My feelings about the system were influenced by grand jury service, as foreman. It was then that I saw manipulation first-hand. We were expected to be rubber stamps for whatever prosecutors presented. We fulfilled that task the first week, indicting as fast as they could produce cases. But then, we said, whoa! These guys are insulting our intelligence; it is offensive the way they are treating us. For example, in one case, we refused to return the quick indictment because the case was too weak. The prosecutor brought in another witness. We said not enough to indict. They said wait a second. More evidence. Nope. They finally withdrew the case, to give to another jury, we figured for better results.

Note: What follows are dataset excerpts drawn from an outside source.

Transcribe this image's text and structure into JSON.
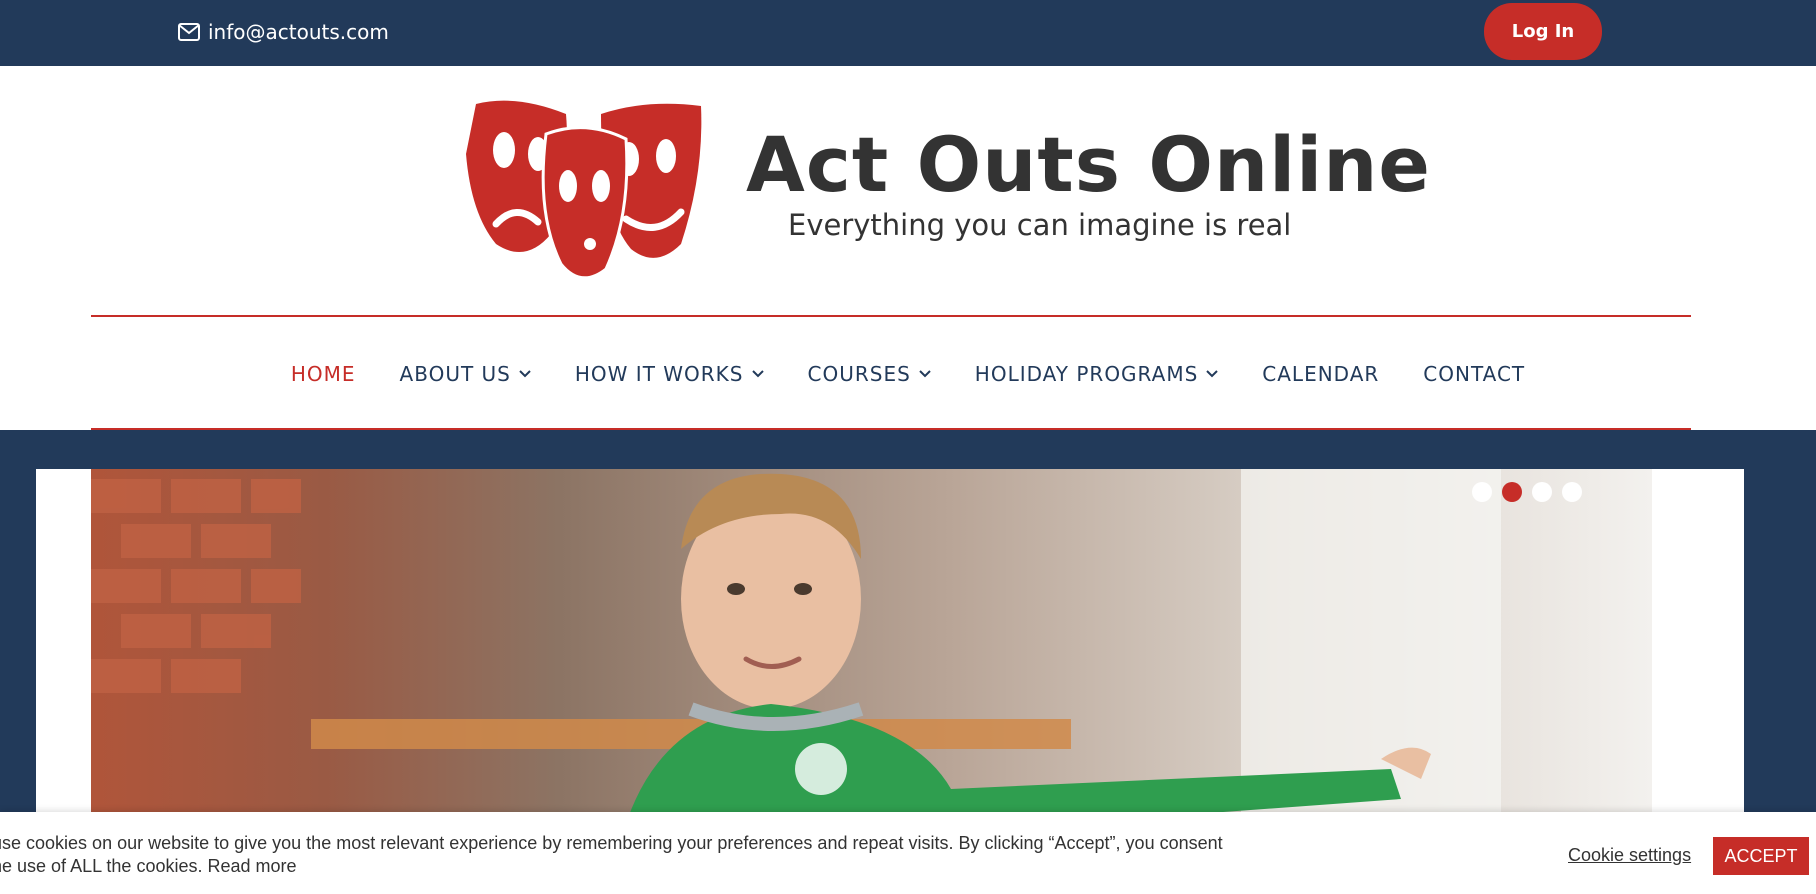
{
  "colors": {
    "navy": "#223a5a",
    "brand_red": "#c62d28",
    "logo_text": "#333333",
    "white": "#ffffff"
  },
  "topbar": {
    "email_icon": "envelope-icon",
    "email": "info@actouts.com",
    "login_label": "Log In"
  },
  "logo": {
    "icon": "theatre-masks-icon",
    "title": "Act Outs Online",
    "tagline": "Everything you can imagine is real"
  },
  "nav": {
    "items": [
      {
        "label": "HOME",
        "active": true,
        "dropdown": false
      },
      {
        "label": "ABOUT US",
        "active": false,
        "dropdown": true
      },
      {
        "label": "HOW IT WORKS",
        "active": false,
        "dropdown": true
      },
      {
        "label": "COURSES",
        "active": false,
        "dropdown": true
      },
      {
        "label": "HOLIDAY PROGRAMS",
        "active": false,
        "dropdown": true
      },
      {
        "label": "CALENDAR",
        "active": false,
        "dropdown": false
      },
      {
        "label": "CONTACT",
        "active": false,
        "dropdown": false
      }
    ]
  },
  "hero": {
    "slide_count": 4,
    "active_slide": 2,
    "image_subject": "boy-green-sweater-photo"
  },
  "cookie": {
    "text": "use cookies on our website to give you the most relevant experience by remembering your preferences and repeat visits. By clicking “Accept”, you consent he use of ALL the cookies.",
    "line1": "use cookies on our website to give you the most relevant experience by remembering your preferences and repeat visits. By clicking “Accept”, you consent",
    "line2": "he use of ALL the cookies.",
    "read_more": "Read more",
    "settings_label": "Cookie settings",
    "accept_label": "ACCEPT"
  }
}
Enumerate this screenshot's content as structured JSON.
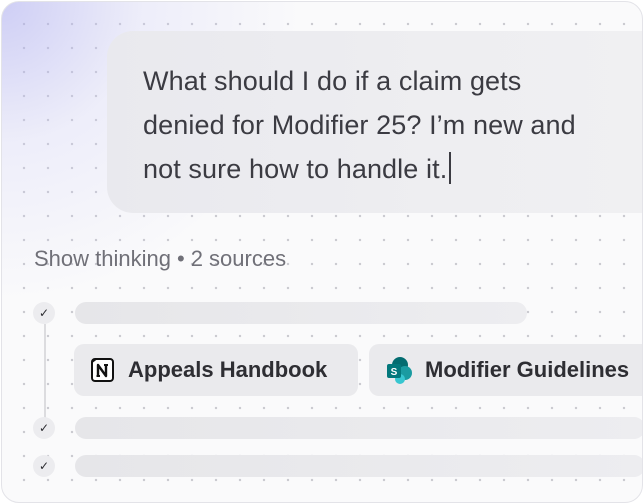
{
  "prompt": {
    "text": "What should I do if a claim gets denied for Modifier 25? I’m new and not sure how to handle it."
  },
  "thinking": {
    "label": "Show thinking",
    "separator": "•",
    "sources_label": "2 sources"
  },
  "sources": [
    {
      "label": "Appeals Handbook",
      "icon": "notion-icon"
    },
    {
      "label": "Modifier Guidelines",
      "icon": "sharepoint-icon"
    }
  ],
  "steps": [
    {
      "status": "done",
      "icon": "check-icon"
    },
    {
      "status": "done",
      "icon": "check-icon"
    },
    {
      "status": "done",
      "icon": "check-icon"
    }
  ],
  "colors": {
    "accent_glow": "#aaaaf0",
    "sharepoint": "#038387"
  }
}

We began asking more and deeper questions. Near the end of the two-week period, we told our keeper that we wanted to complain to the judge. He said to wait until the end and to put it in writing. Of course, he knew that our desire to get out of there outweighed our outrage; we parted ways without any action, and I never saw a fellow juror again. But the system, we concluded, was a mere formality, therefore a waste: Prosecutors do not really need a grand jury to bring criminal charges.

KGB tactics

In the matter of Kenneth Starr, it seems that the American people have been put through this agony for the sake of a book deal between a loony-acting agent and a loose cannon former White House clerk. Throw in Mr. Starr and staff and we have something akin to shouting fire in a crowded hall. With his weird interpretations of the law and rough-house tactics, his office seems more appropriate for the KGB than an arm of American justice. His major accomplishment, so far, seems to have been in influencing the Frederick Police Department to be nasty and turning a lot of us against him and his office.